In the Supreme Court's Citizens United decision from January 2010, we learned that corporations are citizens, entitled to the freedoms and rights we as ordinary American citizens enjoy. "Corporations are people, my friend," insisted Mitt Romney to a group of hecklers on the campaign trail.
So, if corporations are people (a special class of people with lots and lots of money and influence and power), it's fair to ask what they want. Do they want the same things as the average citizen? Do they want decent pay for all, adequate health care for all, a solid education for all, and democratic structures that foster individual creativity, informed dissent and equitable power-sharing?
To ask these questions is to answer them. Generally speaking, major corporations prefer minimal pay and benefits for workers, a largely uncritical and powerless workforce and minimal taxes, as well as unlimited power for themselves, which they can then employ to influence elections and maximize profits.
In a word, they want control.
A largely unsung movie that captures this dream of corporate control is Rollerball (the original version with James Caan). It depicts a future in which there are no nations -- only major corporations like Energy, Housing, Transport, and Food. And these "majors," explains an executive played memorably by John Houseman, make "decisions on a global basis for the common good." They provide. And all they ask of ordinary folk, Houseman intones, is gratitude in the form of silent compliance, a tacit agreement "not to interfere with management decisions."
But James Caan refuses to play along. Confronted by his ex-wife Ella, now married to a member of the executive class, Caan thinks back to a dim past when people had a choice between "nice things or freedom; of course, they chose comfort." "But comfort is freedom," Ella objects. Corporations are providers who merely want "a kind of incidental control over just a part of our lives," she concludes.
Refusing to be bought off, Caan triumphs in a violent sport whose rules are specifically designed to maim or kill him. (Think of this year's Hunger Games.) And we leave the theater celebrating his defiance.
Americans admire plucky individuals, those who cry "Give me liberty or give me death." But how much liberty do we truly have when we cede so much power to corporations?

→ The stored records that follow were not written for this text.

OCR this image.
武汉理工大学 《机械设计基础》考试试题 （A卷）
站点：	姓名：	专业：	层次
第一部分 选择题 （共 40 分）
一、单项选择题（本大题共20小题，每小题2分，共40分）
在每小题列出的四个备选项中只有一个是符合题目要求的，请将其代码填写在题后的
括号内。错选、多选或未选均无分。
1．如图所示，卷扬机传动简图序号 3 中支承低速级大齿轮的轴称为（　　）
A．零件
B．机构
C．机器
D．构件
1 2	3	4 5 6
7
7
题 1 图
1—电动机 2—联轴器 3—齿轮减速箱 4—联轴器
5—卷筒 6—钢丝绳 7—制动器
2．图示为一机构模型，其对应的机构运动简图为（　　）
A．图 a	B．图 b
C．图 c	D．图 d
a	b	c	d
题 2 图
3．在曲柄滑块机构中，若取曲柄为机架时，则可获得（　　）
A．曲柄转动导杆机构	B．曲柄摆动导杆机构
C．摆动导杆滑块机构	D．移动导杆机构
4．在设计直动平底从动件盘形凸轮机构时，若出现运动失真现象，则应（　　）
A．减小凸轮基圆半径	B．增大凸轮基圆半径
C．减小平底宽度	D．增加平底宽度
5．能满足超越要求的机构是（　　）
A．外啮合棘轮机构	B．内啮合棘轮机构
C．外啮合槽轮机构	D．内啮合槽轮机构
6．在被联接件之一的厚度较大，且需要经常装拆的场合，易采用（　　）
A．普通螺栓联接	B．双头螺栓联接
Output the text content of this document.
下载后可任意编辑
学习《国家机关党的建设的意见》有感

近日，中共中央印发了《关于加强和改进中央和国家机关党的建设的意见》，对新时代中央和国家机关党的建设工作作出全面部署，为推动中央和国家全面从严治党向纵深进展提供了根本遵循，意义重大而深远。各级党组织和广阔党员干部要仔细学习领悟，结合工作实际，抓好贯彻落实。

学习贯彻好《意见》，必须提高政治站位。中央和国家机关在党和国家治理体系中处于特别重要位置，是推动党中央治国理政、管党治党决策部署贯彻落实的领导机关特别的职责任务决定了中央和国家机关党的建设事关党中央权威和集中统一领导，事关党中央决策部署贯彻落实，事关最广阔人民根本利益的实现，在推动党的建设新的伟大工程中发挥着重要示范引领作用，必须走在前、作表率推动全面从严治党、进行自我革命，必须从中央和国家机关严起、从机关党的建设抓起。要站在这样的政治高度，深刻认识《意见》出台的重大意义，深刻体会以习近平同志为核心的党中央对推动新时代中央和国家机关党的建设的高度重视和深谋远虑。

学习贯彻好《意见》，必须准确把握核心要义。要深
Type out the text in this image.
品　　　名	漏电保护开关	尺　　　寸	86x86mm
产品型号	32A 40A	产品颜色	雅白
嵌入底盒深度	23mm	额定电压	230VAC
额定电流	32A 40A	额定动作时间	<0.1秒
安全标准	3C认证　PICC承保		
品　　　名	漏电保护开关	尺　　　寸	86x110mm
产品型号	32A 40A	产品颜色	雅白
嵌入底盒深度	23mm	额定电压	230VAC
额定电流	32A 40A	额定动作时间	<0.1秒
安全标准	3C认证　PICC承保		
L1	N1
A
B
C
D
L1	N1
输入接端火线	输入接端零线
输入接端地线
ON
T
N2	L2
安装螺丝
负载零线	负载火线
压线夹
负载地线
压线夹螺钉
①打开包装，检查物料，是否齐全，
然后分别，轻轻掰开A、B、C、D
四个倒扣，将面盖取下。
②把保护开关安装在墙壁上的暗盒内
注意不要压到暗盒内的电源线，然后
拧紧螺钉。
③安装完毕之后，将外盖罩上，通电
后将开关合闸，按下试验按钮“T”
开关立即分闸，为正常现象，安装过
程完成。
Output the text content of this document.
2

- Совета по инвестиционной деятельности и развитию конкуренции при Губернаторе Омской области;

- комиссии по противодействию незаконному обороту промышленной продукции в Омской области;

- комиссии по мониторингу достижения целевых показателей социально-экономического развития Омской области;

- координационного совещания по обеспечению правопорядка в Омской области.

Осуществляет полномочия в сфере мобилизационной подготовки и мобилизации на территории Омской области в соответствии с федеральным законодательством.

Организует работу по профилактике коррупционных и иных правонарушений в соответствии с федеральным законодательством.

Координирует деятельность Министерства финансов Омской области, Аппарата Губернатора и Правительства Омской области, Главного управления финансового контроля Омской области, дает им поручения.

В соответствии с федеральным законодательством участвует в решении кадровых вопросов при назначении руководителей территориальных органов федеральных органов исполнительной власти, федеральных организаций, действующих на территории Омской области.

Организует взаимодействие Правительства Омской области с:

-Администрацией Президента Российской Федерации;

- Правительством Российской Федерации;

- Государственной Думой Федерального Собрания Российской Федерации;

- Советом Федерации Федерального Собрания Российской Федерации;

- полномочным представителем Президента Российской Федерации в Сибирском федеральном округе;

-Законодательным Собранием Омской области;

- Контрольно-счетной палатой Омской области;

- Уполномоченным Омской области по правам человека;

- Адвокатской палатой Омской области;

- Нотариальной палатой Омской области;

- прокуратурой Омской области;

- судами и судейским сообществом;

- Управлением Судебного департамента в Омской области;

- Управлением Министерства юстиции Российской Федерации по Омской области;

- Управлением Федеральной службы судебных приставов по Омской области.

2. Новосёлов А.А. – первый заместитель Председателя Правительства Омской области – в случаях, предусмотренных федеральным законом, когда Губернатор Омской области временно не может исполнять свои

When the supreme court of our land essentially empowers corporations to thwart democracy and to buy elections?
In the spirit of Orwell, we recognize the tyranny implicit in the phrase, "All citizens are equal -- but some are (much) more equal than others." Yet despite this we've made it the law of the land. How much longer, then, until we're singing, like the crazed spectators in Rollerball, our very own corporate anthems?